Once you’ve blotted your face after toning, apply a good quality moisturiser, again aimed at your skin type. If you have oily skin, look for the ingredient Dimethicone, which helps mattify your skin; and look for properties that fight blackheads and acne like Retinoids and Salicylic acid. It’s usually best to use light gels and lotions rather than heavy creams. If you have dry skin, look for the ingredients Hyaluronic acid, which increases skin hydration, and Glycerin which helps retain moisture. It’s best to use thicker lotions and moisturisers for dry skin. For combination skin, you can use a mix of products to find what works best for your own skin.
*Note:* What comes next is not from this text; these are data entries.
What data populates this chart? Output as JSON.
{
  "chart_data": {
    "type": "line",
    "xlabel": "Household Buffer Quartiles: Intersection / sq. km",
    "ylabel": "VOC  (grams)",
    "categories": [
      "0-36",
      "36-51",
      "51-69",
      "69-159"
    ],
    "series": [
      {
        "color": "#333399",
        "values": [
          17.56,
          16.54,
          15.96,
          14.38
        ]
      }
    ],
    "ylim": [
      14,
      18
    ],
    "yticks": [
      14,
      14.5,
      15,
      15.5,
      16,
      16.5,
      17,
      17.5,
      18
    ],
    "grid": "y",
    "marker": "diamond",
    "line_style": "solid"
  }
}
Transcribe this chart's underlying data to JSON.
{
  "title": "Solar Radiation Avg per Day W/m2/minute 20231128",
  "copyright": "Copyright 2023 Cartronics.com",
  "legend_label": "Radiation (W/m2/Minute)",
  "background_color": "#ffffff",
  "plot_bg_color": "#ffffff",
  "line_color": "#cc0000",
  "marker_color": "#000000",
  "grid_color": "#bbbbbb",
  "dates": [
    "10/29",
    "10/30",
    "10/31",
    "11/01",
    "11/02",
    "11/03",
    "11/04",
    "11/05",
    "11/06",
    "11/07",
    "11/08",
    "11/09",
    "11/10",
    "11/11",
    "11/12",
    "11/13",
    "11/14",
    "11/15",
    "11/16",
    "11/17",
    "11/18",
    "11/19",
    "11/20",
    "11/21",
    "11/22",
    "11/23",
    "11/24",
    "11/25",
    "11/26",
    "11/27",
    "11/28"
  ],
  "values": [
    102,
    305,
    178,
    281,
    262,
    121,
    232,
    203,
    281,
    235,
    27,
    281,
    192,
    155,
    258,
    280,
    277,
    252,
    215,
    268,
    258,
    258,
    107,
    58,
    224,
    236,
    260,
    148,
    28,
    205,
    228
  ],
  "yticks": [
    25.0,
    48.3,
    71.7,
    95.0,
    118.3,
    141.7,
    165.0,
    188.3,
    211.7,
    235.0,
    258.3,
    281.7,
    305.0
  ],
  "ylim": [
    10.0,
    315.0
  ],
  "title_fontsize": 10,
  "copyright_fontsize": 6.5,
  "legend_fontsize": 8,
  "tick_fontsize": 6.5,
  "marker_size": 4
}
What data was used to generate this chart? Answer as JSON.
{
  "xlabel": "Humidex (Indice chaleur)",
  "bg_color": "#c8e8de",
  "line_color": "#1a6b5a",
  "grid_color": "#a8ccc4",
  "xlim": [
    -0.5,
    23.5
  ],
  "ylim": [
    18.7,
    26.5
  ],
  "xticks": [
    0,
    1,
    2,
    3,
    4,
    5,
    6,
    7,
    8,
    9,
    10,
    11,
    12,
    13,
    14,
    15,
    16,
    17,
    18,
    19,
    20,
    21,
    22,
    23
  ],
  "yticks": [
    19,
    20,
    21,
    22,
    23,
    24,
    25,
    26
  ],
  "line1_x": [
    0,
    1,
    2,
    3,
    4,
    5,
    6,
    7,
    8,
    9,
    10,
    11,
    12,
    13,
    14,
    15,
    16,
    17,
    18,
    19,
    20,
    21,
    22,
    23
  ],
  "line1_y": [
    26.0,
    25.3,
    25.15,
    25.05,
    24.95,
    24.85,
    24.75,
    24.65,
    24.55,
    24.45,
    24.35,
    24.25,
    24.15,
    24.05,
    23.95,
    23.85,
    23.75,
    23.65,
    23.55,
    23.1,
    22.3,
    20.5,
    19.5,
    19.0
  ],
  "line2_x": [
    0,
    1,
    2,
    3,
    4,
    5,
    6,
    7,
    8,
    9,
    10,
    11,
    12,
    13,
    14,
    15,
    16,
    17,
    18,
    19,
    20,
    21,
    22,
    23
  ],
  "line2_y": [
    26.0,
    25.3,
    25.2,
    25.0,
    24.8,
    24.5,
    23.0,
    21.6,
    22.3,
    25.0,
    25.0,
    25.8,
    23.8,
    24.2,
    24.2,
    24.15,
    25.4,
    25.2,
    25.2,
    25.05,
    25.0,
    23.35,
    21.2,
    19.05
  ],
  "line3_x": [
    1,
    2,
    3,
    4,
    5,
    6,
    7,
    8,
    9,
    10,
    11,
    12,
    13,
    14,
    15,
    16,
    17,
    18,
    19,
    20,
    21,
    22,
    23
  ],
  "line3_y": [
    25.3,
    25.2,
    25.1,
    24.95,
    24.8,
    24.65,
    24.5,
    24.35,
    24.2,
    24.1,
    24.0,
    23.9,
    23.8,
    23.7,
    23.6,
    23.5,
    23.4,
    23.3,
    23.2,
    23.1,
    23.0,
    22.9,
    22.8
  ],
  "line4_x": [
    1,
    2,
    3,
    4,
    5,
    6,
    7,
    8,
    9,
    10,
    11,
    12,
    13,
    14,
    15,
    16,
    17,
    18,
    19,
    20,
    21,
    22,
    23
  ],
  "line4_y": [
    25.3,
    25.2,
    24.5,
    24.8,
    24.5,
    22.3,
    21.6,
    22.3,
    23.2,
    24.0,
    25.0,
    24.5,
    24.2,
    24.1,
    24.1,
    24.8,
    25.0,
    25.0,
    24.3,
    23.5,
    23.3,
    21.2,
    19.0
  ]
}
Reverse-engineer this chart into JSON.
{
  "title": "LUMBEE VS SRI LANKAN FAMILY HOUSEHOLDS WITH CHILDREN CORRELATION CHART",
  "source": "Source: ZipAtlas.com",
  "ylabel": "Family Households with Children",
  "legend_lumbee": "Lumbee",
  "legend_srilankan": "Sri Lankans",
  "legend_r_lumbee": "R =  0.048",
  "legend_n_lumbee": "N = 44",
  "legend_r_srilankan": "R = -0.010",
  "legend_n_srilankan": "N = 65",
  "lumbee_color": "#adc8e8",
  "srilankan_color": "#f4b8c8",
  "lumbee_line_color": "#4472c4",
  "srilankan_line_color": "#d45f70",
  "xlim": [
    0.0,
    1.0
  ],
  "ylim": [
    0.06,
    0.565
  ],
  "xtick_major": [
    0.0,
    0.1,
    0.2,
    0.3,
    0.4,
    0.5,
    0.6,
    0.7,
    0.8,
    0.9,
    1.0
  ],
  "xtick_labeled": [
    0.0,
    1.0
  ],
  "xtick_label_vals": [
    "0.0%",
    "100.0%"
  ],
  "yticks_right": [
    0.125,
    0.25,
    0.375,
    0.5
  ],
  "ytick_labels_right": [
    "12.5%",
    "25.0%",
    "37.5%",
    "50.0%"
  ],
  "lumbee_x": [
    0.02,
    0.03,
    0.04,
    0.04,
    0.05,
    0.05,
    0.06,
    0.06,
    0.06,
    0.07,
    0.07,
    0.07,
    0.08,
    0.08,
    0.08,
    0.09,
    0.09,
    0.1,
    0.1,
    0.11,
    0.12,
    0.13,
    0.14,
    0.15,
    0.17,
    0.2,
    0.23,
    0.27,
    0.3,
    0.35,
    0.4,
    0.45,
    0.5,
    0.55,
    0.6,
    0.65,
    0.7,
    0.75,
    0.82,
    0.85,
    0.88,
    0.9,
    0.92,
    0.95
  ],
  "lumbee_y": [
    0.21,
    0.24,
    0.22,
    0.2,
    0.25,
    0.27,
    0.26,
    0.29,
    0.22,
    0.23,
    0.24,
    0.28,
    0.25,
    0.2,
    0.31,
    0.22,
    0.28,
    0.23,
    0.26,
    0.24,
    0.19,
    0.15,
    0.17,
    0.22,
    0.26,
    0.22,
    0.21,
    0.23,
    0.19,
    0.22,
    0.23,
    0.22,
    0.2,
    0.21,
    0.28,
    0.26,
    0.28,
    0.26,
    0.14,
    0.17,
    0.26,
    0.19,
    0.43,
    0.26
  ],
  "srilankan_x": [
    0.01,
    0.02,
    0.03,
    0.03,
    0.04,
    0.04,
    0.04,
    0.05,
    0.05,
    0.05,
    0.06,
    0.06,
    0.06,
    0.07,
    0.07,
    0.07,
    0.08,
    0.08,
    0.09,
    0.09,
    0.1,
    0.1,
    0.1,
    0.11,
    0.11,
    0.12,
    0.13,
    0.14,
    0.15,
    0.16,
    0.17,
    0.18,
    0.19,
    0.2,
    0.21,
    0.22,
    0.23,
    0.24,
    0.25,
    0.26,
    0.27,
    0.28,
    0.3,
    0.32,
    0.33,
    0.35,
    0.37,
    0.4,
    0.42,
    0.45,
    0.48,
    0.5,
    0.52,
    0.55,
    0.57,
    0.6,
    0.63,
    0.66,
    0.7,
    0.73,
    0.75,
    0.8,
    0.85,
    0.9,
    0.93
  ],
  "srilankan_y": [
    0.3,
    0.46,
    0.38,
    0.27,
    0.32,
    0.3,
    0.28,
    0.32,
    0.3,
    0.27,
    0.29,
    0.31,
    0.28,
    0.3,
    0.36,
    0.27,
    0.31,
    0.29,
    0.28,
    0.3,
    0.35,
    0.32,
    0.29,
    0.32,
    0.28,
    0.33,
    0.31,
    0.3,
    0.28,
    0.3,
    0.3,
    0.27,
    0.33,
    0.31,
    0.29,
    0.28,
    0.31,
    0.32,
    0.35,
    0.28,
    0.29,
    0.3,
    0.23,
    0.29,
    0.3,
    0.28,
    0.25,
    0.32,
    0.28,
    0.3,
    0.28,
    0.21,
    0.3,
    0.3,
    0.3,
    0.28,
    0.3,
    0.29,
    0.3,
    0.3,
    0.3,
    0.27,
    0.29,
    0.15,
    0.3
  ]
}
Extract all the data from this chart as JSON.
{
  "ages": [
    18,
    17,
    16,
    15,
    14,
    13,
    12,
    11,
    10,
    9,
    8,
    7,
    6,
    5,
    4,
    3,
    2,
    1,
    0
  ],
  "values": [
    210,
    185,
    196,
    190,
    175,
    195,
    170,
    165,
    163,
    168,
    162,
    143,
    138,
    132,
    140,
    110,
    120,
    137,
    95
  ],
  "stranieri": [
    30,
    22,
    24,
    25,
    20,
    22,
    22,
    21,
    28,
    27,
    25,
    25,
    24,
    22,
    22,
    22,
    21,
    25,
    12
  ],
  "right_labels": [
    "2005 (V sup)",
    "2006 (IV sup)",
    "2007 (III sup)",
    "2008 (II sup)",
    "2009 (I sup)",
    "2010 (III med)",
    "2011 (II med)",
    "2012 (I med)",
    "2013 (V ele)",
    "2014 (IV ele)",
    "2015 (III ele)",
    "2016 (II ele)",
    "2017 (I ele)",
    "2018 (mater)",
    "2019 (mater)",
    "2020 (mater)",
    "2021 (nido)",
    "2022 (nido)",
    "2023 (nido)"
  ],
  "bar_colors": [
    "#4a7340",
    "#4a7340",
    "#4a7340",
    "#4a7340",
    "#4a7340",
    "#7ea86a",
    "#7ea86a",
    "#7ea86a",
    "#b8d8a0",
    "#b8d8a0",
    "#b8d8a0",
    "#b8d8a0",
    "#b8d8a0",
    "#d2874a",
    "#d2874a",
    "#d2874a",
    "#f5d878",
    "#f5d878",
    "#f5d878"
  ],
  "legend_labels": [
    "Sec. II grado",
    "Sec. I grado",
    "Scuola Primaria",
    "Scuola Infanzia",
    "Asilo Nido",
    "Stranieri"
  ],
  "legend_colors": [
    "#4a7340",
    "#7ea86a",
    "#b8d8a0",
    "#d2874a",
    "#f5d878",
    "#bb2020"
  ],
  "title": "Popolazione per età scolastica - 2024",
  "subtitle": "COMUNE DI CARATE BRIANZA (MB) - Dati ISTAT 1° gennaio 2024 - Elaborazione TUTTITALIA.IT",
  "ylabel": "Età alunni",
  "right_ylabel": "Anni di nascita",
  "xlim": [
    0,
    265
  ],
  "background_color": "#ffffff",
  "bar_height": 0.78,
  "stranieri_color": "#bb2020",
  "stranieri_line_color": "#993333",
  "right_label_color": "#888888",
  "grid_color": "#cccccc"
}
Exfoliation is also often missed out, but can be very important for improving your skin condition. It helps to improve cell renewal, blood circulation, skin colour and the absorption of nutrients. You should do this at least once a week, before you moisturise. There are 2 types of exfoliants. Mechanical or physical exolfiants, usually come in the form of a brush/sponge or have substrate inside the product to create abrasion, like oatmeal, sugar, pips and seeds or shells. These exfoliants are best used less often for your face, as when over used, cause irritation. Chemical exfoliants include Alpha Hydroxy Acid (AHA’s) and Beta Hydroxy Acid (BHA’s), which promote skin renewal. These often include Retinol and enzymes. 

Now it’s important to note that your skin completely renews roughly every 3-4 weeks as your lower layer of skin in your dermis breaks down and moves to the upper layer of your epidermis. So, it can take up to 4 weeks to see improvement in your skin condition.

Another thing to add into your skincare routine, which is currently more popular in the US, is regular facials at your local salon. Having facials every 4-5 weeks can improve not only your skin condition, but your circulation and the effects from ageing. Your beauty therapist will give you a skin analysis, telling you the exact skin type you have, the current conditions, and what they can do; and even better what you can do at home to improve it. Over recent years, facials are becoming more popular in the UK.

I do hope this post was useful. I am currently training in Beauty Therapy under Hair and Beauty Industry Authority (HABIA) standards so if you want any further information, they have some great links on their website!